On September 20, Japan's National Institute of Advanced Industrial Science and Technology (AIST) unveiled an intelligent wheelchair that relies on an omnidirectional camera for a view of its surroundings, avoids collisions with people and obstacles, and knows when something is wrong with the chair's occupant. Developed with the cooperation of the National Rehabilitation Center for Persons with Disabilities, the new technology is expected to improve the safety and security of electric wheelchairs for the disabled and elderly.

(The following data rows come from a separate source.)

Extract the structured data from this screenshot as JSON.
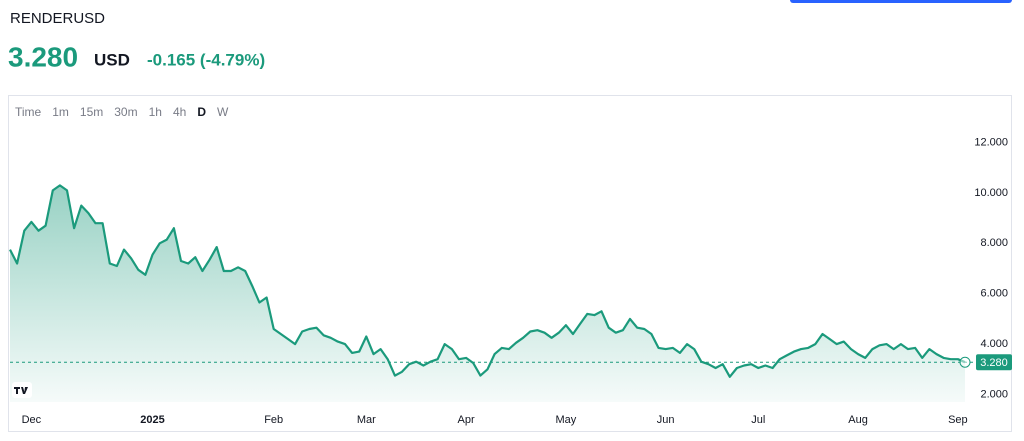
{
  "header": {
    "symbol": "RENDERUSD",
    "price": "3.280",
    "currency": "USD",
    "change": "-0.165 (-4.79%)"
  },
  "timeframes": {
    "items": [
      "Time",
      "1m",
      "15m",
      "30m",
      "1h",
      "4h",
      "D",
      "W"
    ],
    "active": 6
  },
  "chart_data": {
    "type": "area",
    "color": "#1b9a7c",
    "categories": [
      null,
      null,
      null,
      "Dec",
      null,
      null,
      null,
      null,
      null,
      null,
      null,
      null,
      null,
      null,
      null,
      null,
      null,
      null,
      null,
      null,
      "2025",
      null,
      null,
      null,
      null,
      null,
      null,
      null,
      null,
      null,
      null,
      null,
      null,
      null,
      null,
      null,
      null,
      "Feb",
      null,
      null,
      null,
      null,
      null,
      null,
      null,
      null,
      null,
      null,
      null,
      null,
      "Mar",
      null,
      null,
      null,
      null,
      null,
      null,
      null,
      null,
      null,
      null,
      null,
      null,
      null,
      "Apr",
      null,
      null,
      null,
      null,
      null,
      null,
      null,
      null,
      null,
      null,
      null,
      null,
      null,
      "May",
      null,
      null,
      null,
      null,
      null,
      null,
      null,
      null,
      null,
      null,
      null,
      null,
      null,
      "Jun",
      null,
      null,
      null,
      null,
      null,
      null,
      null,
      null,
      null,
      null,
      null,
      null,
      "Jul",
      null,
      null,
      null,
      null,
      null,
      null,
      null,
      null,
      null,
      null,
      null,
      null,
      null,
      "Aug",
      null,
      null,
      null,
      null,
      null,
      null,
      null,
      null,
      null,
      null,
      null,
      null,
      null,
      "Sep",
      null
    ],
    "values": [
      7.75,
      7.2,
      8.5,
      8.85,
      8.5,
      8.7,
      10.1,
      10.3,
      10.1,
      8.6,
      9.5,
      9.2,
      8.8,
      8.8,
      7.2,
      7.1,
      7.75,
      7.4,
      6.95,
      6.75,
      7.55,
      8.0,
      8.15,
      8.6,
      7.3,
      7.2,
      7.45,
      6.9,
      7.35,
      7.85,
      6.9,
      6.9,
      7.05,
      6.9,
      6.3,
      5.65,
      5.85,
      4.6,
      4.4,
      4.2,
      4.0,
      4.5,
      4.6,
      4.65,
      4.35,
      4.25,
      4.1,
      4.0,
      3.65,
      3.7,
      4.3,
      3.6,
      3.8,
      3.4,
      2.75,
      2.9,
      3.2,
      3.3,
      3.15,
      3.3,
      3.4,
      4.0,
      3.8,
      3.4,
      3.45,
      3.25,
      2.75,
      3.0,
      3.6,
      3.85,
      3.8,
      4.05,
      4.25,
      4.5,
      4.55,
      4.45,
      4.25,
      4.45,
      4.75,
      4.4,
      4.8,
      5.2,
      5.15,
      5.3,
      4.65,
      4.45,
      4.55,
      5.0,
      4.65,
      4.6,
      4.4,
      3.85,
      3.8,
      3.85,
      3.65,
      4.0,
      3.8,
      3.3,
      3.2,
      3.05,
      3.2,
      2.7,
      3.05,
      3.15,
      3.2,
      3.05,
      3.15,
      3.05,
      3.4,
      3.55,
      3.7,
      3.8,
      3.85,
      4.0,
      4.4,
      4.2,
      4.0,
      4.1,
      3.8,
      3.6,
      3.45,
      3.8,
      3.95,
      4.0,
      3.8,
      4.0,
      3.8,
      3.85,
      3.45,
      3.8,
      3.6,
      3.45,
      3.4,
      3.4,
      3.28
    ],
    "ylim": [
      1.7,
      12.5
    ],
    "yticks": [
      {
        "value": 2,
        "label": "2.000"
      },
      {
        "value": 4,
        "label": "4.000"
      },
      {
        "value": 6,
        "label": "6.000"
      },
      {
        "value": 8,
        "label": "8.000"
      },
      {
        "value": 10,
        "label": "10.000"
      },
      {
        "value": 12,
        "label": "12.000"
      }
    ]
  }
}
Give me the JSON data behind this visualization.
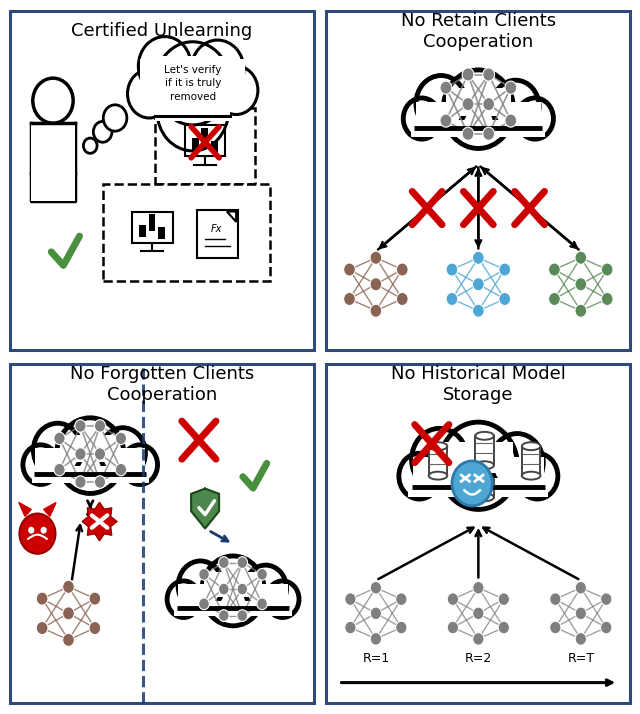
{
  "panel_titles": [
    "Certified Unlearning",
    "No Retain Clients\nCooperation",
    "No Forgotten Clients\nCooperation",
    "No Historical Model\nStorage"
  ],
  "border_color": "#2d4a7a",
  "background_color": "#ffffff",
  "red_cross_color": "#cc0000",
  "green_check_color": "#4a8f3f",
  "gray_node_color": "#7f7f7f",
  "brown_node_color": "#8B6355",
  "blue_node_color": "#4da6d4",
  "green_node_color": "#5a8a5a",
  "dashed_line_color": "#1a3a6e",
  "panel_label_size": 13,
  "r_labels": [
    "R=1",
    "R=2",
    "R=T"
  ]
}
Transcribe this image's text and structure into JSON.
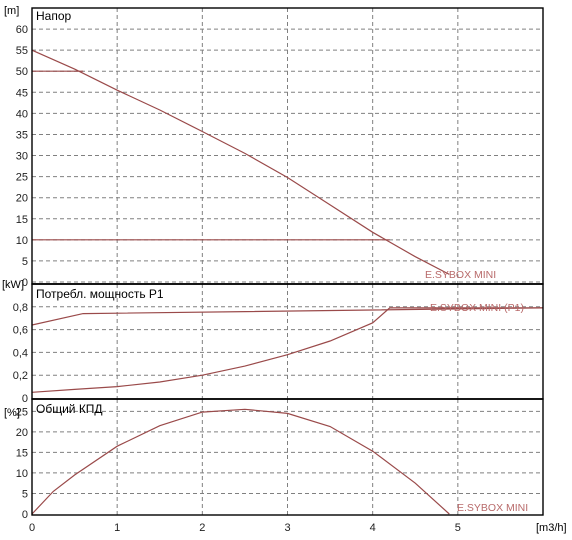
{
  "colors": {
    "curve": "#9a4a4a",
    "curve_label": "#b86a6a",
    "grid": "#808080",
    "frame": "#000000"
  },
  "chart_data": [
    {
      "type": "line",
      "title": "Напор",
      "ylabel": "[m]",
      "ylim": [
        0,
        65
      ],
      "yticks": [
        0,
        5,
        10,
        15,
        20,
        25,
        30,
        35,
        40,
        45,
        50,
        55,
        60
      ],
      "xlim": [
        0,
        6
      ],
      "grid": true,
      "series": [
        {
          "name": "E.SYBOX MINI",
          "x": [
            0,
            0.5,
            1,
            1.5,
            2,
            2.5,
            3,
            3.5,
            4,
            4.5,
            4.9
          ],
          "y": [
            55,
            50.5,
            45.5,
            40.8,
            35.7,
            30.5,
            24.8,
            18.3,
            11.8,
            6,
            1.8
          ]
        },
        {
          "name": "",
          "x": [
            0,
            0.6
          ],
          "y": [
            50,
            50
          ]
        },
        {
          "name": "",
          "x": [
            0,
            4.2
          ],
          "y": [
            10,
            10
          ]
        }
      ]
    },
    {
      "type": "line",
      "title": "Потребл. мощность P1",
      "ylabel": "[kW]",
      "ylim": [
        0,
        1
      ],
      "yticks": [
        "0",
        "0,2",
        "0,4",
        "0,6",
        "0,8"
      ],
      "yticks_values": [
        0,
        0.2,
        0.4,
        0.6,
        0.8
      ],
      "xlim": [
        0,
        6
      ],
      "grid": true,
      "series": [
        {
          "name": "E.SYBOX MINI (P1)",
          "x": [
            0,
            0.5,
            1,
            1.5,
            2,
            2.5,
            3,
            3.5,
            4,
            4.2,
            6
          ],
          "y": [
            0.05,
            0.075,
            0.1,
            0.14,
            0.2,
            0.28,
            0.38,
            0.5,
            0.66,
            0.79,
            0.79
          ]
        },
        {
          "name": "",
          "x": [
            0,
            0.6,
            6
          ],
          "y": [
            0.64,
            0.74,
            0.79
          ]
        }
      ]
    },
    {
      "type": "line",
      "title": "Общий КПД",
      "ylabel": "[%]",
      "ylim": [
        0,
        28
      ],
      "yticks": [
        0,
        5,
        10,
        15,
        20,
        25
      ],
      "xlim": [
        0,
        6
      ],
      "xlabel": "[m3/h]",
      "xticks": [
        0,
        1,
        2,
        3,
        4,
        5
      ],
      "grid": true,
      "series": [
        {
          "name": "E.SYBOX MINI",
          "x": [
            0,
            0.25,
            0.5,
            1,
            1.5,
            2,
            2.5,
            3,
            3.5,
            4,
            4.5,
            4.9
          ],
          "y": [
            0,
            5.5,
            9.5,
            16.5,
            21.5,
            24.8,
            25.5,
            24.5,
            21.3,
            15.3,
            7.5,
            0
          ]
        }
      ]
    }
  ]
}
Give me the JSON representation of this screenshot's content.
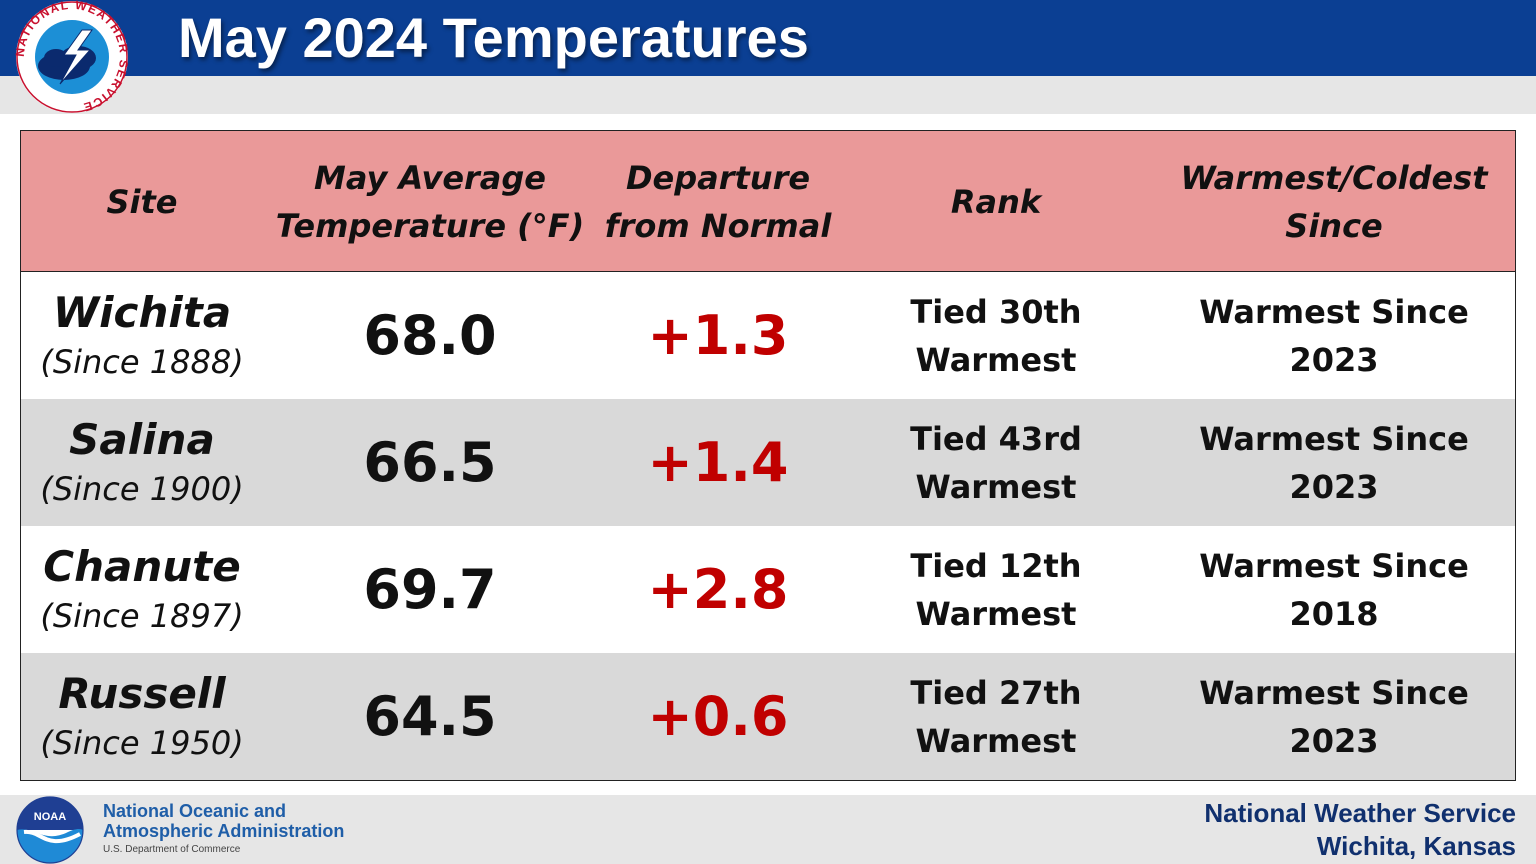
{
  "title": "May 2024 Temperatures",
  "logo": {
    "ring_text": "NATIONAL WEATHER SERVICE",
    "icon": "nws-logo"
  },
  "table": {
    "headers": {
      "site": "Site",
      "avg_line1": "May Average",
      "avg_line2": "Temperature (°F)",
      "dep_line1": "Departure",
      "dep_line2": "from Normal",
      "rank": "Rank",
      "since_line1": "Warmest/Coldest",
      "since_line2": "Since"
    },
    "rows": [
      {
        "site": "Wichita",
        "since_record": "(Since 1888)",
        "avg": "68.0",
        "departure": "+1.3",
        "rank_line1": "Tied 30th",
        "rank_line2": "Warmest",
        "since_line1": "Warmest Since",
        "since_line2": "2023"
      },
      {
        "site": "Salina",
        "since_record": "(Since 1900)",
        "avg": "66.5",
        "departure": "+1.4",
        "rank_line1": "Tied 43rd",
        "rank_line2": "Warmest",
        "since_line1": "Warmest Since",
        "since_line2": "2023"
      },
      {
        "site": "Chanute",
        "since_record": "(Since 1897)",
        "avg": "69.7",
        "departure": "+2.8",
        "rank_line1": "Tied 12th",
        "rank_line2": "Warmest",
        "since_line1": "Warmest Since",
        "since_line2": "2018"
      },
      {
        "site": "Russell",
        "since_record": "(Since 1950)",
        "avg": "64.5",
        "departure": "+0.6",
        "rank_line1": "Tied 27th",
        "rank_line2": "Warmest",
        "since_line1": "Warmest Since",
        "since_line2": "2023"
      }
    ]
  },
  "footer": {
    "noaa_line1": "National Oceanic and",
    "noaa_line2": "Atmospheric Administration",
    "noaa_line3": "U.S. Department of Commerce",
    "noaa_logo_text": "NOAA",
    "nws_line1": "National Weather Service",
    "nws_line2": "Wichita, Kansas"
  },
  "colors": {
    "header_blue": "#0b3f93",
    "table_header_pink": "#ea9999",
    "departure_red": "#c00000",
    "alt_row_gray": "#d9d9d9"
  }
}
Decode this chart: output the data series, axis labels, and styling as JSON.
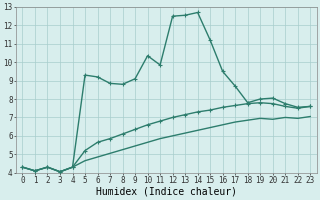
{
  "title": "",
  "xlabel": "Humidex (Indice chaleur)",
  "x": [
    0,
    1,
    2,
    3,
    4,
    5,
    6,
    7,
    8,
    9,
    10,
    11,
    12,
    13,
    14,
    15,
    16,
    17,
    18,
    19,
    20,
    21,
    22,
    23
  ],
  "line1_y": [
    4.3,
    4.1,
    4.3,
    4.05,
    4.3,
    9.3,
    9.2,
    8.85,
    8.8,
    9.1,
    10.35,
    9.85,
    12.5,
    12.55,
    12.7,
    11.2,
    9.5,
    8.7,
    7.8,
    8.0,
    8.05,
    7.75,
    7.55,
    7.6
  ],
  "line2_y": [
    4.3,
    4.1,
    4.3,
    4.05,
    4.3,
    5.2,
    5.65,
    5.85,
    6.1,
    6.35,
    6.6,
    6.8,
    7.0,
    7.15,
    7.3,
    7.4,
    7.55,
    7.65,
    7.75,
    7.8,
    7.75,
    7.6,
    7.5,
    7.6
  ],
  "line3_y": [
    4.3,
    4.1,
    4.3,
    4.05,
    4.3,
    4.65,
    4.85,
    5.05,
    5.25,
    5.45,
    5.65,
    5.85,
    6.0,
    6.15,
    6.3,
    6.45,
    6.6,
    6.75,
    6.85,
    6.95,
    6.9,
    7.0,
    6.95,
    7.05
  ],
  "line_color": "#2d7d6d",
  "bg_color": "#d8eeed",
  "grid_color": "#a8cecc",
  "ylim": [
    4,
    13
  ],
  "xlim": [
    -0.5,
    23.5
  ],
  "yticks": [
    4,
    5,
    6,
    7,
    8,
    9,
    10,
    11,
    12,
    13
  ],
  "xticks": [
    0,
    1,
    2,
    3,
    4,
    5,
    6,
    7,
    8,
    9,
    10,
    11,
    12,
    13,
    14,
    15,
    16,
    17,
    18,
    19,
    20,
    21,
    22,
    23
  ],
  "tick_fontsize": 5.5,
  "xlabel_fontsize": 7.0,
  "linewidth": 1.0,
  "markersize": 3.5
}
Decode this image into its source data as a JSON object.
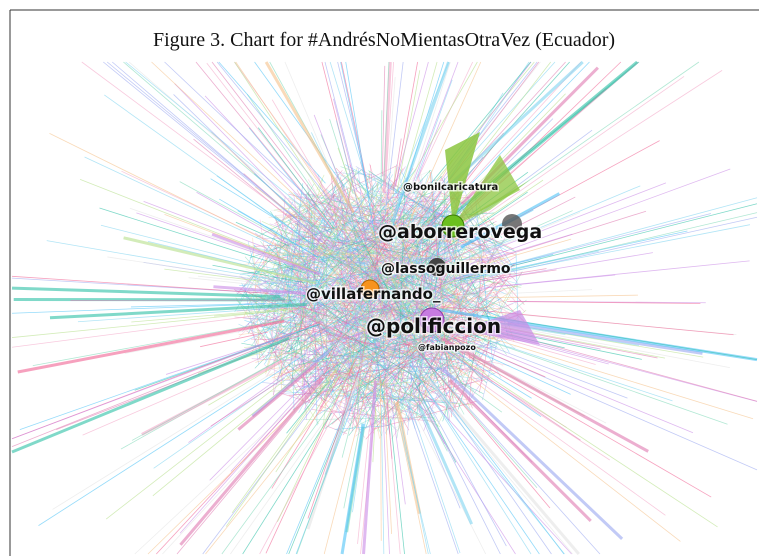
{
  "figure": {
    "title": "Figure 3. Chart for #AndrésNoMientasOtraVez (Ecuador)"
  },
  "nodes": [
    {
      "label": "@bonilcaricatura"
    },
    {
      "label": "@aborrerovega"
    },
    {
      "label": "@lassoguillermo"
    },
    {
      "label": "@villafernando_"
    },
    {
      "label": "@polificcion"
    },
    {
      "label": "@fabianpozo"
    }
  ]
}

While the increased prevalence of electric wheelchairs has improved the mobility of persons with serious disabilities, they have also resulted in an increased number of collisions and accidents. To boost wheelchair safety, AIST engineers incorporated elements of intelligent automotive systems, which are capable of calculating the risk of collisions before they happen and automatically applying the brakes when necessary.
The prototype wheelchair is equipped with a camera system -- interestingly dubbed Stereo Omnidirectional System (SOS) -- whose 360-degree field of vision has no blind spot. Relying on the camera images, the chair detects potential hazards that arise while in motion and decelerates or stops accordingly. The chair also checks the occupant for signs of abnormality (unusual posture) and is equipped with a function that allows the occupant to control the chair by gesturing (pointing). Check out the AIST press release for videos of the chair in action.
The wheelchair is currently equipped with a function for transmitting the camera's color video via wireless LAN, and AIST is investigating the possibility of enabling the video to be delivered via cellular phone and providing support for remote-control functions. AIST will soon subject the prototype to rigorous testing and continue upgrading the functions.
This intelligent wheelchair technology will be demonstrated at the 2006 Home Care and Rehabilitation Exhibition scheduled for September 27 to 29 in Tokyo.